The Matrix Online Holds The Key To The Fate Of Morpheus

By Dylan Balde | Published

This article is more than 2 years old

the matrix online laurence fishburne

Laurence Fishburne’s Morpheus was long written out of the Matrix, Zack Zwiezen of Kotaku alleges. The character responsible for grooming Neo into battle-ready perfection was murdered in The Matrix Online, an MMORPG all the way back in 2005 which boasted a post-The Matrix Revolutions world where reality and fantasy encroach, resulting in an existential clutter not even Neo’s passing could fix. Despite living in an improved version of Mega City where redpill deaths no longer equated to death in the real world, Fishburne’s Morpheus perished from an Assassin’s bullet containing a kill code with his “residual self-image data” attached. This Morpheus ultimately failed to respawn.

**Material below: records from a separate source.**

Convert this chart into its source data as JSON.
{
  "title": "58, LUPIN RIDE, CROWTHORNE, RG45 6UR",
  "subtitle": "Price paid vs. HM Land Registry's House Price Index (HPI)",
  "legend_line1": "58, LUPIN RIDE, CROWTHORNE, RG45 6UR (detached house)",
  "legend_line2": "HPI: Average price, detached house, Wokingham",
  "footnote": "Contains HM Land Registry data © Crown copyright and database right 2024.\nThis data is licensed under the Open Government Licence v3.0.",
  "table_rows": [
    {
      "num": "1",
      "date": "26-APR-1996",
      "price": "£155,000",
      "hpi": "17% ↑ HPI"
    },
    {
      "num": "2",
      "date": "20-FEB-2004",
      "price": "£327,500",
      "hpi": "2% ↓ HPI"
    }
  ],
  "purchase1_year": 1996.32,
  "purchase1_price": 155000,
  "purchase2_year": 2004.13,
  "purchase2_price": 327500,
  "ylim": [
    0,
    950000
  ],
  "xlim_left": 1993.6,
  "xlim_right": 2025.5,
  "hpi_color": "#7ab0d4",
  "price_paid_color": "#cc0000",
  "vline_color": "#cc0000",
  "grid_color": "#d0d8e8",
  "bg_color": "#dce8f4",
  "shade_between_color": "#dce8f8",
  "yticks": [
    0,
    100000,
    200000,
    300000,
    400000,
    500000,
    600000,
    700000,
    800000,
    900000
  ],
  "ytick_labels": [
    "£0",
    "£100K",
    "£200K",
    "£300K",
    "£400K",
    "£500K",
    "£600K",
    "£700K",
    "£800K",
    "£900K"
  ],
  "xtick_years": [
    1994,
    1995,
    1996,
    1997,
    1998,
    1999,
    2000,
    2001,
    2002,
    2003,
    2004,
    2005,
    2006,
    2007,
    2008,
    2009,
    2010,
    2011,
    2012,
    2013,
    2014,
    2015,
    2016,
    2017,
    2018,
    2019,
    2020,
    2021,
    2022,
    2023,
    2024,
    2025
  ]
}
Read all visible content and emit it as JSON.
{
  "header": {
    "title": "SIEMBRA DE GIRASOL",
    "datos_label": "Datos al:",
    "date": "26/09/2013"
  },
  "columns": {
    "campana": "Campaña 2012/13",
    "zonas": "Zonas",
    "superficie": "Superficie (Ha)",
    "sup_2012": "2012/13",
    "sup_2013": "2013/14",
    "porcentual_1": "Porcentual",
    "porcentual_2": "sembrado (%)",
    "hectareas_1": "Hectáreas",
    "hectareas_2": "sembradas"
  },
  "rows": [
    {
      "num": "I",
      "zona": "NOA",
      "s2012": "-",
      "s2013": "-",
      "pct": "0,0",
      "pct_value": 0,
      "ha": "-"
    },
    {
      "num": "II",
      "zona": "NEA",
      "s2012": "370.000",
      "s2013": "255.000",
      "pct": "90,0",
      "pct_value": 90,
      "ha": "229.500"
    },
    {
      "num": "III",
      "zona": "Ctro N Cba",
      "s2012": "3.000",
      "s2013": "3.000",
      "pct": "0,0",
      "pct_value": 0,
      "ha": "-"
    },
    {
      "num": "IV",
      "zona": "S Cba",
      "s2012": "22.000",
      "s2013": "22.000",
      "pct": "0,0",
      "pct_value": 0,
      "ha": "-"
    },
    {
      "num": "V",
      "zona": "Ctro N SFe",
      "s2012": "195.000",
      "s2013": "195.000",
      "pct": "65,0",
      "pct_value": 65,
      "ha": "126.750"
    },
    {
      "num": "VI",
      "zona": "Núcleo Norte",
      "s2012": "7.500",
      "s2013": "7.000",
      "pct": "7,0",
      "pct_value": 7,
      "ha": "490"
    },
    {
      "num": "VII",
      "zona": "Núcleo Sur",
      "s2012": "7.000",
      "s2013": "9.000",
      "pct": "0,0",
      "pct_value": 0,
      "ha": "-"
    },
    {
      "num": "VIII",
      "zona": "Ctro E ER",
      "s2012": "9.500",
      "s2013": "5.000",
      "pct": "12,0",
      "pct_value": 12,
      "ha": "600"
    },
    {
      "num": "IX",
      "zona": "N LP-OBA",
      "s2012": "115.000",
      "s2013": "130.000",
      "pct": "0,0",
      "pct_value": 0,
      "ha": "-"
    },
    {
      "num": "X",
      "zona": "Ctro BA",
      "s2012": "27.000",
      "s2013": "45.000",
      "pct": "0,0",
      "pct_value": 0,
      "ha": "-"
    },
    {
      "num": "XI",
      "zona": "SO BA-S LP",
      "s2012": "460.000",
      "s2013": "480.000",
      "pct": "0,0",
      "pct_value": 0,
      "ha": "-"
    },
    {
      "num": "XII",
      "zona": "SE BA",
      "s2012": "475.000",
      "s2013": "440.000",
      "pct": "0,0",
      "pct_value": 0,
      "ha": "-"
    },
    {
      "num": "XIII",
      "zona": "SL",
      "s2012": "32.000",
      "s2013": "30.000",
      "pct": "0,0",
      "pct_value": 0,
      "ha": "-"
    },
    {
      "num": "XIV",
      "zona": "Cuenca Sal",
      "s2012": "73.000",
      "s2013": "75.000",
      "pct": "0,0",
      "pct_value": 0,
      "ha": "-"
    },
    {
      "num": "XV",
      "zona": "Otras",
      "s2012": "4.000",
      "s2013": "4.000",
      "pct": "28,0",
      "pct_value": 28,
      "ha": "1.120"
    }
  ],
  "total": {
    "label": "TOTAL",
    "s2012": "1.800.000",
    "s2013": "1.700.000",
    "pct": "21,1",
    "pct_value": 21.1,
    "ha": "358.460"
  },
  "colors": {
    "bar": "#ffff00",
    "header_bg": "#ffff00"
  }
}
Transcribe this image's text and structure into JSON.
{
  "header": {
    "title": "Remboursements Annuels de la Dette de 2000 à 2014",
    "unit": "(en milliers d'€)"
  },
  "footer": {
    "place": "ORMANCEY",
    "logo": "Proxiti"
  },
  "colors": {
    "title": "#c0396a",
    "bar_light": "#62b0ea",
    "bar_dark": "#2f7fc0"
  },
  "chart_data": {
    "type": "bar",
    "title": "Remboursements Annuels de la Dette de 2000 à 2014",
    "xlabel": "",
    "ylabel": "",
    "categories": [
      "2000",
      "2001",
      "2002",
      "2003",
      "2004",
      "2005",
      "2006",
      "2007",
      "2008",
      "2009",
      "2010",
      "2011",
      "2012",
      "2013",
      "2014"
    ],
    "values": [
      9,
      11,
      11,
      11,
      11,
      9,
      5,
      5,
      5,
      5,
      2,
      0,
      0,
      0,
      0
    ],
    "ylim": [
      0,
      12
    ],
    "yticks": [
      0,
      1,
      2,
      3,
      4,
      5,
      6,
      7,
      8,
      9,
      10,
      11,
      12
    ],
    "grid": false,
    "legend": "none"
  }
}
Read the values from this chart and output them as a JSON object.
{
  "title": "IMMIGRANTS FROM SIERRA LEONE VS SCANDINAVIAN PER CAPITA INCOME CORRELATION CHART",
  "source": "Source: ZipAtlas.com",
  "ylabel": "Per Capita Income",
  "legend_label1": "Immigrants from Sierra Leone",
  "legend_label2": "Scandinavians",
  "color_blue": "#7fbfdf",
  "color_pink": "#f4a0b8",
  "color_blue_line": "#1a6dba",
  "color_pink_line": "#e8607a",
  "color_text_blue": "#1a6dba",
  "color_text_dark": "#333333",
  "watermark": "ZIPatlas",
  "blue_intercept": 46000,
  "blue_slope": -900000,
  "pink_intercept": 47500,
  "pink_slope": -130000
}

The claim comes barely a month before the trailer for The Matrix Resurrections went live, and in some roundabout way it makes sense. How could Matrix 4 feature an aged Neo and Trinity in Keanu Reeves and Carrie-Anne Moss, but not a Morpheus in his prime? The only explanation is Yahya Abdul-Mateen II’s Morpheus is either a different individual using Laurence Fishburne’s residual data as cover, or the very same Morpheus — just retrieved from erasure and inexplicably recovered thanks to technology of the time, hence the title of the film. The form redpills assume in the Matrix are essentially self-actualized computer software and if an operating system can be restored to its last working state, then so can Morpheus. In this case, one of his only functional restore points must be a younger Morpheus predating even Trinity. No such caveats were mentioned in The Matrix Online, however.

Though the game had Lana and Lilly Wachowski’s blessing, it’s unclear if the events of The Matrix Online are considered main movie canon, or simply one giant what-if. Then again, MxO (as it was popularly known) introduced plenty of new features that were absent in the original trilogy, many of which have since overturned what we thought we knew for sure about the Matrix. New factions have broken off from the Zion, Machines, and Merovingian as a direct consequence of Neo’s death and redpills can now respawn indefinitely when killed inside the Matrix. The trailer for The Matrix Resurrections released today wasn’t entirely coy about the details of the plot, as many of The Matrix Online overhauls seem to have made it to the sequel. Check it out below:

For one, it’s obvious from the get-go Neo had respawned in Mega City in the decades since his “death” in The Matrix Revolutions. The Matrix now reflects technological shockwaves that have transpired in our world: things like expansive mental health options, updated clothes and aesthetics, and commuters unmistakably staring at their tablets and smartphones. Changes Neo doesn’t seem to recognize, despite having aged in the Matrix as a bluepill. Aside from Morpheus in The Matrix Online, Trinity is another character to have given her life in service of her cause all the way back in The Matrix Revolutions, and yet she is back on the frontlines as a bluepill, with zero inkling of the events that had taken place.

It seems as if redpills lose all memory of the Matrix when they respawn and become bluepills, which might explain the altered conditions. The young Morpheus appears in the trailer fully self-aware, which suggests a sufficient amount of time has already passed since his murder in The Matrix Online. After all, despite being a redpill, Abdul-Mateen’s version doesn’t seem to remember Neo either. Everything feels like déjà vu — a hazy memory of a past life.

The Matrix Resurrections, which seems to pick up where The Matrix Online left off, stars Keanu Reeves, Carrie-Anne Moss, Yahya Abdul-Mateen II, Jada Pinkett Smith, Lambert Wilson, Daniel Bernhardt, Jessica Henwick, Jonathan Geoff, Neil Patrick Harris, Priyanka Chopra Jonas, Christina Ricci, Telma Hopkins, Toby Onwumere, Max Riemelt, Brian J. Smith, Eréndira Ibarra, Andrew Caldwell, and Ellen Hollman. Director Lana Wachowski wrote the screenplay with novelist David Mitchell (Cloud Atlas) and essayist Aleksandar Hemon (The Lazarus Project). It comes out on December 22.